So, hier mal wieder eines meiner eigenen Lieblingsstücke. Das Thema dieser Geschichte liegt mir besonders am Herzen.
Als Ben geboren wurde, waren die 60er Jahre schon lange vorbei. Trotzdem sollten deren Überbleibsel noch eine sehr wichtige Rolle in seinem Leben spielen.
Die Eltern des Jungen waren leidenschaftliche Flohmarktgänger und so riss ihre Faszination auch den kleinen Ben schon in jungen Jahren mit. Er staubte meistens Bücher ab und ab und zu mal Spielsachen.
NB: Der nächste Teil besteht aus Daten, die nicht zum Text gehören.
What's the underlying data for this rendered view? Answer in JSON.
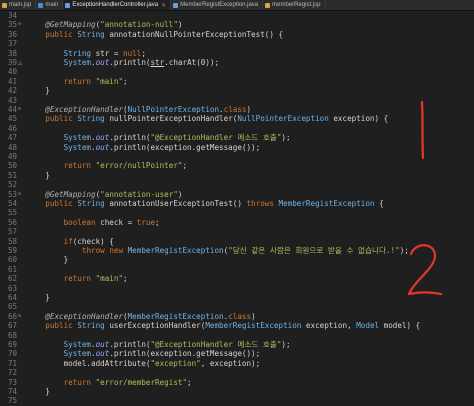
{
  "tabs": [
    {
      "label": "main.jsp",
      "icon": "jsp-file-icon",
      "active": false
    },
    {
      "label": "main",
      "icon": "browser-icon",
      "active": false
    },
    {
      "label": "ExceptionHandlerController.java",
      "icon": "java-file-icon",
      "active": true
    },
    {
      "label": "MemberRegistException.java",
      "icon": "java-file-icon",
      "active": false
    },
    {
      "label": "memberRegist.jsp",
      "icon": "jsp-file-icon",
      "active": false
    }
  ],
  "lines": [
    {
      "n": "34",
      "html": ""
    },
    {
      "n": "35",
      "fold": true,
      "html": "    <span class='ann'>@GetMapping</span>(<span class='str'>\"annotation-null\"</span>)"
    },
    {
      "n": "36",
      "html": "    <span class='kw'>public</span> <span class='ty'>String</span> annotationNullPointerExceptionTest() {"
    },
    {
      "n": "37",
      "html": ""
    },
    {
      "n": "38",
      "html": "        <span class='ty'>String</span> str = <span class='kw'>null</span>;"
    },
    {
      "n": "39",
      "warn": true,
      "html": "        <span class='ty'>System</span>.<span class='fld'>out</span>.println(<u>str</u>.charAt(0));"
    },
    {
      "n": "40",
      "html": ""
    },
    {
      "n": "41",
      "html": "        <span class='kw'>return</span> <span class='str'>\"main\"</span>;"
    },
    {
      "n": "42",
      "html": "    }"
    },
    {
      "n": "43",
      "html": ""
    },
    {
      "n": "44",
      "fold": true,
      "html": "    <span class='ann'>@ExceptionHandler</span>(<span class='ty'>NullPointerException</span>.<span class='kw'>class</span>)"
    },
    {
      "n": "45",
      "html": "    <span class='kw'>public</span> <span class='ty'>String</span> nullPointerExceptionHandler(<span class='ty'>NullPointerException</span> exception) {"
    },
    {
      "n": "46",
      "html": ""
    },
    {
      "n": "47",
      "html": "        <span class='ty'>System</span>.<span class='fld'>out</span>.println(<span class='str'>\"@ExceptionHandler 메소드 호출\"</span>);"
    },
    {
      "n": "48",
      "html": "        <span class='ty'>System</span>.<span class='fld'>out</span>.println(exception.getMessage());"
    },
    {
      "n": "49",
      "html": ""
    },
    {
      "n": "50",
      "html": "        <span class='kw'>return</span> <span class='str'>\"error/nullPointer\"</span>;"
    },
    {
      "n": "51",
      "html": "    }"
    },
    {
      "n": "52",
      "html": ""
    },
    {
      "n": "53",
      "fold": true,
      "html": "    <span class='ann'>@GetMapping</span>(<span class='str'>\"annotation-user\"</span>)"
    },
    {
      "n": "54",
      "html": "    <span class='kw'>public</span> <span class='ty'>String</span> annotationUserExceptionTest() <span class='kw'>throws</span> <span class='ty'>MemberRegistException</span> {"
    },
    {
      "n": "55",
      "html": ""
    },
    {
      "n": "56",
      "html": "        <span class='kw'>boolean</span> check = <span class='kw'>true</span>;"
    },
    {
      "n": "57",
      "html": ""
    },
    {
      "n": "58",
      "html": "        <span class='kw'>if</span>(check) {"
    },
    {
      "n": "59",
      "html": "            <span class='kw'>throw</span> <span class='kw'>new</span> <span class='ty'>MemberRegistException</span>(<span class='str'>\"당신 같은 사람은 회원으로 받을 수 없습니다.!\"</span>);"
    },
    {
      "n": "60",
      "html": "        }"
    },
    {
      "n": "61",
      "html": ""
    },
    {
      "n": "62",
      "html": "        <span class='kw'>return</span> <span class='str'>\"main\"</span>;"
    },
    {
      "n": "63",
      "html": ""
    },
    {
      "n": "64",
      "html": "    }"
    },
    {
      "n": "65",
      "html": ""
    },
    {
      "n": "66",
      "fold": true,
      "html": "    <span class='ann'>@ExceptionHandler</span>(<span class='ty'>MemberRegistException</span>.<span class='kw'>class</span>)"
    },
    {
      "n": "67",
      "html": "    <span class='kw'>public</span> <span class='ty'>String</span> userExceptionHandler(<span class='ty'>MemberRegistException</span> exception, <span class='ty'>Model</span> model) {"
    },
    {
      "n": "68",
      "html": ""
    },
    {
      "n": "69",
      "html": "        <span class='ty'>System</span>.<span class='fld'>out</span>.println(<span class='str'>\"@ExceptionHandler 메소드 호출\"</span>);"
    },
    {
      "n": "70",
      "html": "        <span class='ty'>System</span>.<span class='fld'>out</span>.println(exception.getMessage());"
    },
    {
      "n": "71",
      "html": "        model.addAttribute(<span class='str'>\"exception\"</span>, exception);"
    },
    {
      "n": "72",
      "html": ""
    },
    {
      "n": "73",
      "html": "        <span class='kw'>return</span> <span class='str'>\"error/memberRegist\"</span>;"
    },
    {
      "n": "74",
      "html": "    }"
    },
    {
      "n": "75",
      "html": ""
    }
  ],
  "annotations": {
    "mark_1": "1",
    "mark_2": "2",
    "color": "#e5362b"
  }
}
Ben liebte seine Eltern abgöttisch und freute sich jedes Mal, wenn sie zusammen Zeit auf dem Flohmarkt verbrachten. Eines Tages, als er ungefähr vier Jahre alt war, machte Ben einen ganz besonders interessanten Fund. An einem Stand entdeckte er eine Spardose, die die Form eines rosa VW-Bus hatte. Er war sofort total begeistert und wollte den Bus unbedingt haben. Umso erstaunter war er von der Reaktion seiner Eltern. Die meinten, dass eine rosa Spardose nichts für ihn sei, schließlich war er ja kein Mädchen. Ben verstand diese Reaktion nicht, warum sollten Jungen keine rosa Spardose kaufen dürfen? Außerdem war es doch ein Auto und damit spielten Jungen doch sehr häufig. Seine Eltern blieben stur, sie wollten ihm die Spardose einfach nicht kaufen. Da holte Ben sein kleines Portmonee heraus und fragte die Verkäuferin, was sie dafür haben wolle. Die sagte, dass sie sie so einem netten jungen Mann gerne schenken würde, sein Geld könne er dann gleich hineinwerfen. Ben bedankte sich tausend Mal und nahm den kleinen Bus überglücklich mit nach Hause. Seine Eltern blieben skeptisch, ließen ihn aber gewähren und bestanden schließlich darauf, dass er die Spardose in seinen Schrank stellte, wo sie niemand sehen konnte. Das tat er dann auch und steckte jeden Cent, den er bekam hinein.
Es sollten einige Jahre vergehen, bis Ben verstand, warum seine Eltern sich so gegen die Dose gesträubt hatten. Er zeigte sie einem Freund, der in prompt fragte, ob er denn schwul sei. Bis dahin hatte Ben noch nie etwas von Homosexualität gehört. Daraufhin informierte er sich und verstand allmählich das Problem. Zwar konnte er das Verhalten seiner Eltern nicht nachvollziehen, aber es gab scheinbar viele Menschen, denen es genauso ging. Er selbst fand, dass es egal war, wen jemand liebte, so lange man sich gegenseitig gut behandelte, aber diese Ansichten teilte kaum jemand mit ihm. Umso mehr er sich informierte, umso wütender wurde Ben und so begann er eines Tages sich für die Rechte der Homosexuellen einzusetzen. Darüber waren seine Eltern natürlich alles andere als glücklich, was es ihm noch schwerer machte ihre Ignoranz und Feindseligkeit zu ertragen. Als er achtzehn wurde, hatte Ben sich genug Geld zusammen gespart, um sich einen echten rosa VW-Bus zu kaufen. Er gestaltete ihn bewusst sehr feminin und fuhr damit durch die Lande, vor allem zu Veranstaltungen, bei denen es um Gleichberechtigung ging, aber auch, um seine Meinung öffentlich zu vertreten. Bei einer Veranstaltung traf er die Frau wieder, die ihm vor so vielen Jahren die Spardose geschenkt hatte. Sie stellte ihm ihre Lebensgefährtin vor und er erzählte ihr seine Geschichte. Die Frau lächelte und freute sich, da hatte sie den kleinen Bus wohl dem Richtigen geschenkt.